Medicare Advantage Is Not Working As Intended

Medicare is a bit of a unicorn in today’s politics—an overwhelmingly popular government program. But it is becoming increasingly expensive, potentially threatening its popularity and viability. In 2022, Medicare benefit payments totaled $744 billion, almost three and a half times as much as in the year 2000 when they totaled just under $200 billion. This increase is often blamed on America’s aging population and rising health care costs generally. But there is another culprit—Medicare Part C (also known as Medicare Advantage).

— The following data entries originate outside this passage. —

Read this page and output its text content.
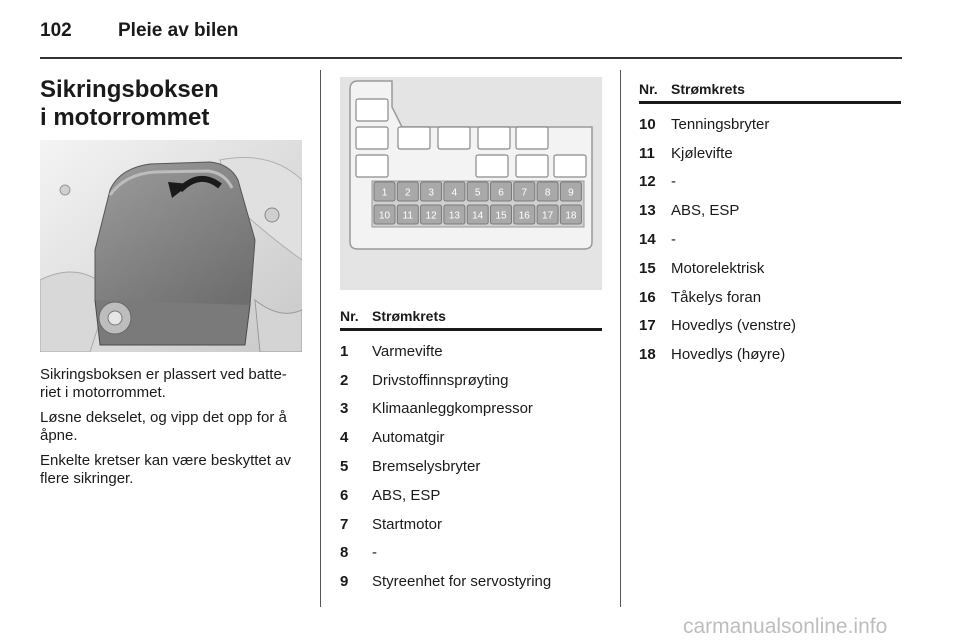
102 Pleie av bilen
Sikringsboksen
i motorrommet

Sikringsboksen er plassert ved batte-riet i motorrommet.

Løsne dekselet, og vipp det opp for å åpne.

Enkelte kretser kan være beskyttet av flere sikringer.

1 2 3 4 5 6 7 8 9
10 11 12 13 14 15 16 17 18
Nr. Strømkrets
1	Varmevifte
2	Drivstoffinnsprøyting
3	Klimaanleggkompressor
4	Automatgir
5	Bremselysbryter
6	ABS, ESP
7	Startmotor
8	-
9	Styreenhet for servostyring
Nr. Strømkrets
10	Tenningsbryter
11	Kjølevifte
12	-
13	ABS, ESP
14	-
15	Motorelektrisk
16	Tåkelys foran
17	Hovedlys (venstre)
18	Hovedlys (høyre)
carmanualsonline.info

Enrollment in Medicare Advantage plans has exploded in recent years. Today, 1 of every 2 Medicare beneficiaries is enrolled in Part C rather than traditional “fee-for-service” Medicare (also known as Medicare Parts A and B).  Under the traditional Medicare model, the government pays providers like doctors and hospitals for each service they provide. Under the Medicare Advantage model, the government pays private insurance companies (“MA plans”) a set “capitated” monthly rate for each beneficiary and those companies run the programs. The monthly rate takes into account patient characteristics such as age, gender, and health status, but it is not impacted by the medical services a patient actually receives.

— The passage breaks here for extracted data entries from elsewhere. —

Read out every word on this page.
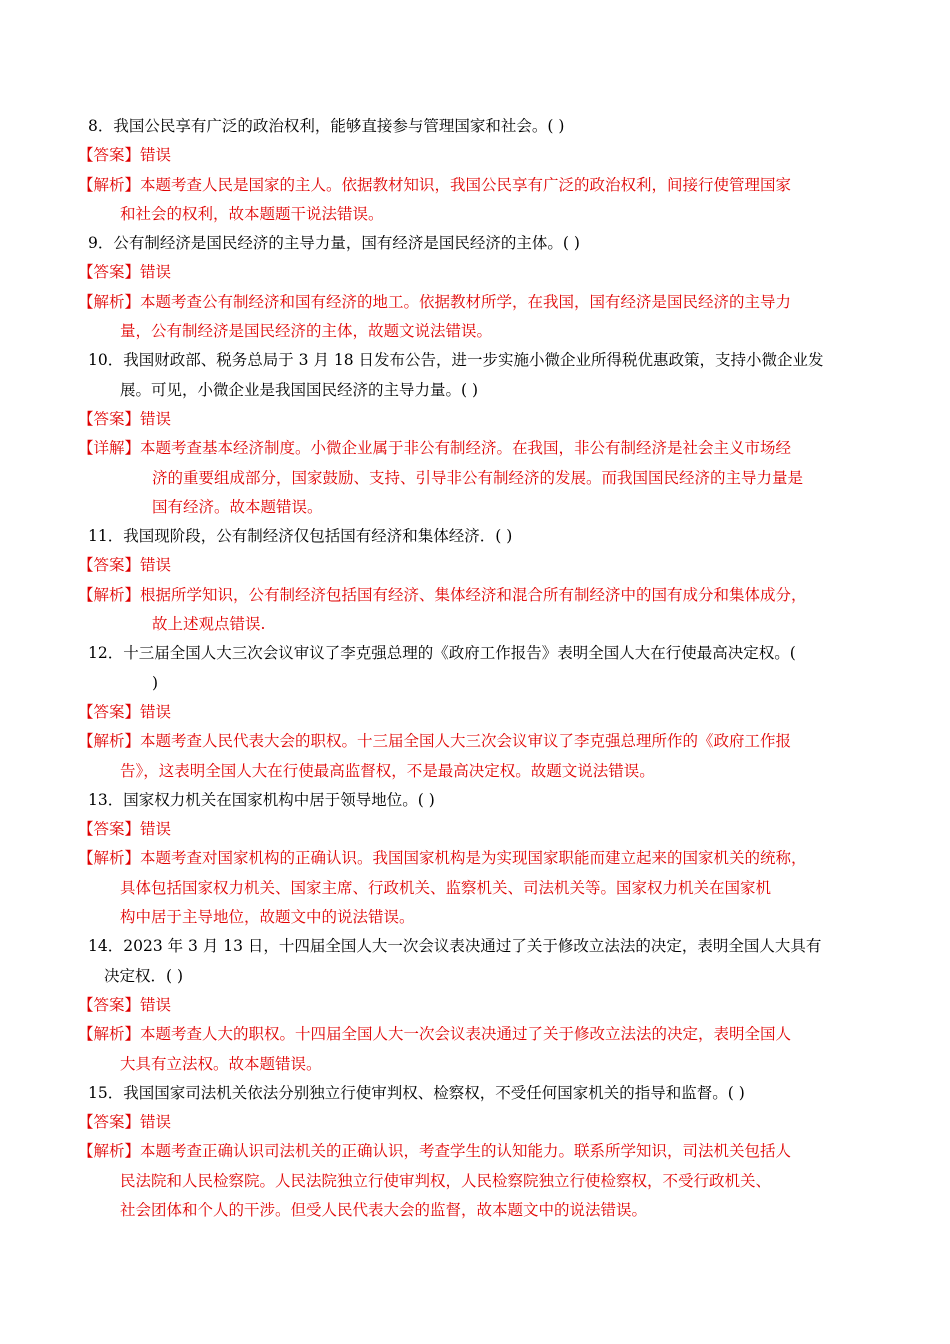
8．我国公民享有广泛的政治权利，能够直接参与管理国家和社会。( )
【答案】错误
【解析】本题考查人民是国家的主人。依据教材知识，我国公民享有广泛的政治权利，间接行使管理国家
和社会的权利，故本题题干说法错误。
9．公有制经济是国民经济的主导力量，国有经济是国民经济的主体。( )
【答案】错误
【解析】本题考查公有制经济和国有经济的地工。依据教材所学，在我国，国有经济是国民经济的主导力
量，公有制经济是国民经济的主体，故题文说法错误。
10．我国财政部、税务总局于 3 月 18 日发布公告，进一步实施小微企业所得税优惠政策，支持小微企业发
展。可见，小微企业是我国国民经济的主导力量。( )
【答案】错误
【详解】本题考查基本经济制度。小微企业属于非公有制经济。在我国，非公有制经济是社会主义市场经
济的重要组成部分，国家鼓励、支持、引导非公有制经济的发展。而我国国民经济的主导力量是
国有经济。故本题错误。
11．我国现阶段，公有制经济仅包括国有经济和集体经济．( )
【答案】错误
【解析】根据所学知识，公有制经济包括国有经济、集体经济和混合所有制经济中的国有成分和集体成分，
故上述观点错误.
12．十三届全国人大三次会议审议了李克强总理的《政府工作报告》表明全国人大在行使最高决定权。(
)
【答案】错误
【解析】本题考查人民代表大会的职权。十三届全国人大三次会议审议了李克强总理所作的《政府工作报
告》，这表明全国人大在行使最高监督权，不是最高决定权。故题文说法错误。
13．国家权力机关在国家机构中居于领导地位。( )
【答案】错误
【解析】本题考查对国家机构的正确认识。我国国家机构是为实现国家职能而建立起来的国家机关的统称，
具体包括国家权力机关、国家主席、行政机关、监察机关、司法机关等。国家权力机关在国家机
构中居于主导地位，故题文中的说法错误。
14．2023 年 3 月 13 日，十四届全国人大一次会议表决通过了关于修改立法法的决定，表明全国人大具有
决定权．( )
【答案】错误
【解析】本题考查人大的职权。十四届全国人大一次会议表决通过了关于修改立法法的决定，表明全国人
大具有立法权。故本题错误。
15．我国国家司法机关依法分别独立行使审判权、检察权，不受任何国家机关的指导和监督。( )
【答案】错误
【解析】本题考查正确认识司法机关的正确认识，考查学生的认知能力。联系所学知识，司法机关包括人
民法院和人民检察院。人民法院独立行使审判权，人民检察院独立行使检察权，不受行政机关、
社会团体和个人的干涉。但受人民代表大会的监督，故本题文中的说法错误。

Medicare Advantage was implemented in large part to control costs. It has not done so. On average, the government pays more to the companies running Medicare Advantage plans for each beneficiary than if those individuals received care under the traditional Medicare model. Research by the Kaiser Foundation indicates that an insurer’s profits on a Medicare Advantage beneficiary are about twice the average profits achieved by plans in the individual and group markets that handle patients covered by commercial plans who are not receiving any government benefit (i.e. employee sponsored health plans). The net result is that Medicare Advantage business is extremely lucrative for the private companies that run these programs.

How are Medicare Advantage plans making all of this money? In March of this year, MedPAC, an independent legislative agency that advises Congress on the Medicare program, projected overpayments to Medicare Advantage plans of $27 billion this year alone. According to MedPAC, the two main drivers of overpayments are “coding intensity” and so-called “quality” bonuses.[1] Research by academic experts indicates that, after accounting for the differential health status of beneficiaries in Medicare Advantage plans as opposed to traditional Medicare, annual overpayments are likely even higher—$75 billion in 2023.

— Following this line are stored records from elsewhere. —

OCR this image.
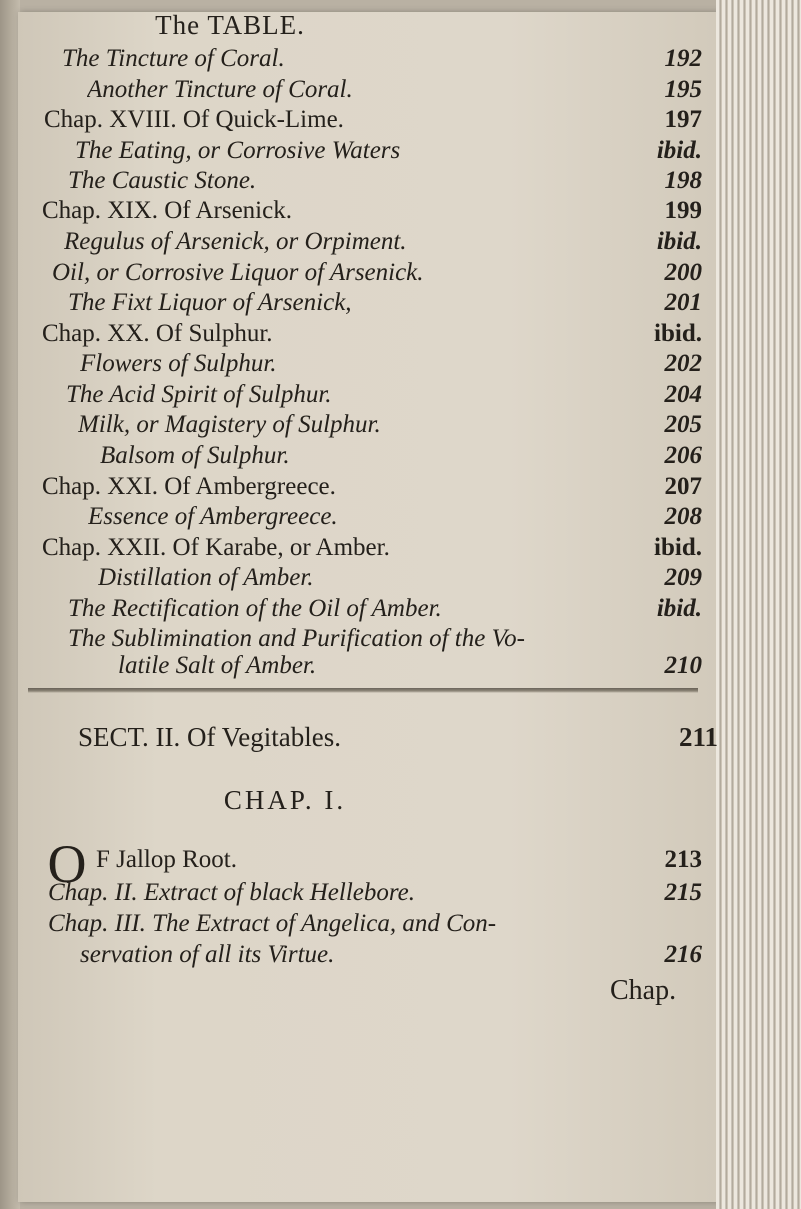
The TABLE.
The Tincture of Coral.	192
Another Tincture of Coral.	195
Chap. XVIII. Of Quick-Lime.	197
The Eating, or Corrosive Waters	ibid.
The Caustic Stone.	198
Chap. XIX. Of Arsenick.	199
Regulus of Arsenick, or Orpiment.	ibid.
Oil, or Corrosive Liquor of Arsenick.	200
The Fixt Liquor of Arsenick,	201
Chap. XX. Of Sulphur.	ibid.
Flowers of Sulphur.	202
The Acid Spirit of Sulphur.	204
Milk, or Magistery of Sulphur.	205
Balsom of Sulphur.	206
Chap. XXI. Of Ambergreece.	207
Essence of Ambergreece.	208
Chap. XXII. Of Karabe, or Amber.	ibid.
Distillation of Amber.	209
The Rectification of the Oil of Amber.	ibid.
The Sublimination and Purification of the Vo-
latile Salt of Amber.	210
SECT. II. Of Vegitables.	211
CHAP. I.
O F Jallop Root.	213
Chap. II. Extract of black Hellebore.	215
Chap. III. The Extract of Angelica, and Con-
servation of all its Virtue.	216
Chap.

Some of the unintended higher cost of the Part C program is the result of policies that need revision. But some of it is due to fraud. Several recent cases show that when Medicare Advantage businesses won’t clean themselves up, whistleblowers will step up. Medicare Advantage is off track. But there is increasing evidence that the government, including Congress, the Department of Justice, and the HHS Office of Inspector General, will also take action to reign in this errant train.

Molly Knobler is Senior Counsel at DiCello Levitt and Tony Munter heads the Whistleblower Reward Practice at Price Benowitz, LLP.

[1] Medicare Advantage plans have also been accused of improperly denying medically necessary care according to the U.S. Department of Health and Human Services Inspector General. This behavior further increases their profits.